Лермонтов заболел. Вот он лежит, бабушка приходит часто и сидит с ним... рассказывает о том, о сем, и о балах... Конечно, не сама ездила туда, а рассказали. Лермонтов думает об Анюте Столыпиной. Она сегодня едет в Благородное собрание. А он болен и перечитывает Батюшкова. Два стихотворения, переведенные Батюшковым из Парни, слились в одно... В первом умерший юноша появляется возле своей возлюбленной — он игрив и подобен невидимой бабочке, порхающей вкруг «тайных прелестей». Во втором — обманутый любовник становится привидением (еще при своей жизни), какой-то фурией, преследующей везде «клятвопреступницу». Вспомнил «Завещание» Веневитинова, который как будто знал, что его смерть — на пороге... Он молит возлюбленную: «Не забывай!» Грозит ей мщением из-за могилы:
И если памятью преступной Ты измени́шь... беда!
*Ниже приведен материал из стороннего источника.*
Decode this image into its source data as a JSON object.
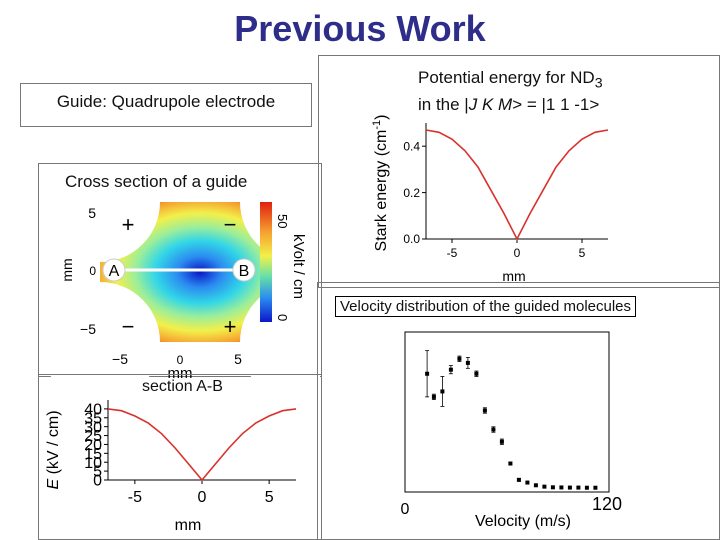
{
  "title": "Previous Work",
  "guide": {
    "label": "Guide",
    "text": ": Quadrupole electrode"
  },
  "cross_section": {
    "title": "Cross section of a guide",
    "y_label": "mm",
    "colorbar_label": "kVolt / cm",
    "colorbar_max": "50",
    "colorbar_min": "0",
    "ticks_y": [
      "5",
      "0",
      "−5"
    ],
    "ticks_x": [
      "−5",
      "0",
      "5"
    ],
    "x_label": "mm",
    "electrode_signs": [
      "+",
      "−",
      "−",
      "+"
    ],
    "point_a": "A",
    "point_b": "B"
  },
  "section_ab": {
    "title": "section A-B",
    "y_label_italic": "E",
    "y_label_rest": " (kV / cm)",
    "x_label": "mm"
  },
  "potential": {
    "title_line1": "Potential energy for ND",
    "title_sub": "3",
    "title_line2_pre": "in the |",
    "title_line2_j": "J K M",
    "title_line2_post": "> = |1 1 -1>",
    "y_label": "Stark energy (cm",
    "y_label_sup": "-1",
    "y_label_end": ")",
    "x_label": "mm"
  },
  "velocity": {
    "title": "Velocity distribution of the guided molecules",
    "x_min": "0",
    "x_max": "120",
    "x_label": "Velocity (m/s)"
  },
  "chart_data": [
    {
      "type": "line",
      "title": "section A-B",
      "xlabel": "mm",
      "ylabel": "E (kV / cm)",
      "xlim": [
        -7,
        7
      ],
      "ylim": [
        0,
        45
      ],
      "x": [
        -7,
        -6,
        -5,
        -4,
        -3,
        -2,
        -1,
        0,
        1,
        2,
        3,
        4,
        5,
        6,
        7
      ],
      "series": [
        {
          "values": [
            40,
            39,
            36,
            32,
            26,
            18,
            9,
            0,
            9,
            18,
            26,
            32,
            36,
            39,
            40
          ]
        }
      ],
      "x_ticks": [
        "-5",
        "0",
        "5"
      ],
      "y_ticks": [
        "0",
        "5",
        "10",
        "15",
        "20",
        "25",
        "30",
        "35",
        "40"
      ],
      "color": "#d9322c"
    },
    {
      "type": "line",
      "title": "Potential energy for ND3 in the |J K M> = |1 1 -1>",
      "xlabel": "mm",
      "ylabel": "Stark energy (cm-1)",
      "xlim": [
        -7,
        7
      ],
      "ylim": [
        0,
        0.5
      ],
      "x": [
        -7,
        -6,
        -5,
        -4,
        -3,
        -2,
        -1,
        0,
        1,
        2,
        3,
        4,
        5,
        6,
        7
      ],
      "series": [
        {
          "values": [
            0.47,
            0.46,
            0.43,
            0.38,
            0.31,
            0.21,
            0.11,
            0.0,
            0.11,
            0.21,
            0.31,
            0.38,
            0.43,
            0.46,
            0.47
          ]
        }
      ],
      "x_ticks": [
        "-5",
        "0",
        "5"
      ],
      "y_ticks": [
        "0.0",
        "0.2",
        "0.4"
      ],
      "color": "#d9322c"
    },
    {
      "type": "scatter",
      "title": "Velocity distribution of the guided molecules",
      "xlabel": "Velocity (m/s)",
      "xlim": [
        0,
        120
      ],
      "ylim": [
        0,
        1
      ],
      "x": [
        13,
        17,
        22,
        27,
        32,
        37,
        42,
        47,
        52,
        57,
        62,
        67,
        72,
        77,
        82,
        87,
        92,
        97,
        102,
        107,
        112
      ],
      "values": [
        0.84,
        0.67,
        0.71,
        0.87,
        0.95,
        0.92,
        0.84,
        0.57,
        0.43,
        0.34,
        0.18,
        0.06,
        0.04,
        0.02,
        0.01,
        0.005,
        0.004,
        0.003,
        0.003,
        0.002,
        0.002
      ],
      "errors": [
        0.17,
        0.02,
        0.11,
        0.03,
        0.02,
        0.04,
        0.02,
        0.02,
        0.02,
        0.02,
        0.01,
        0.01,
        0.005,
        0.003,
        0.002,
        0.001,
        0.001,
        0.001,
        0.001,
        0.001,
        0.001
      ],
      "x_ticks": [
        "0",
        "120"
      ]
    }
  ]
}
С тех пор Я тайно облекусь в укор: К душе прилипну вероломной...Лермонтов подумал, что ведь и он может в любую минуту умереть. Вот возьмет и поднимется еще больший жар... А если так, зачем терять время? И он начал писать стихотворение, озаглавив его «Письмо»:
Свеча горит! дрожащею рукою Я окончал заветные черты. Болезнь и парка мчались надо мною, И много в грудь теснилося — и ты Напрасно чашу мне несла здоровья, (Так чудилось) с веселием в глазах, Напрасно стала здесь у изголовья, И поцелуй любви горел в устах. Прости навек!..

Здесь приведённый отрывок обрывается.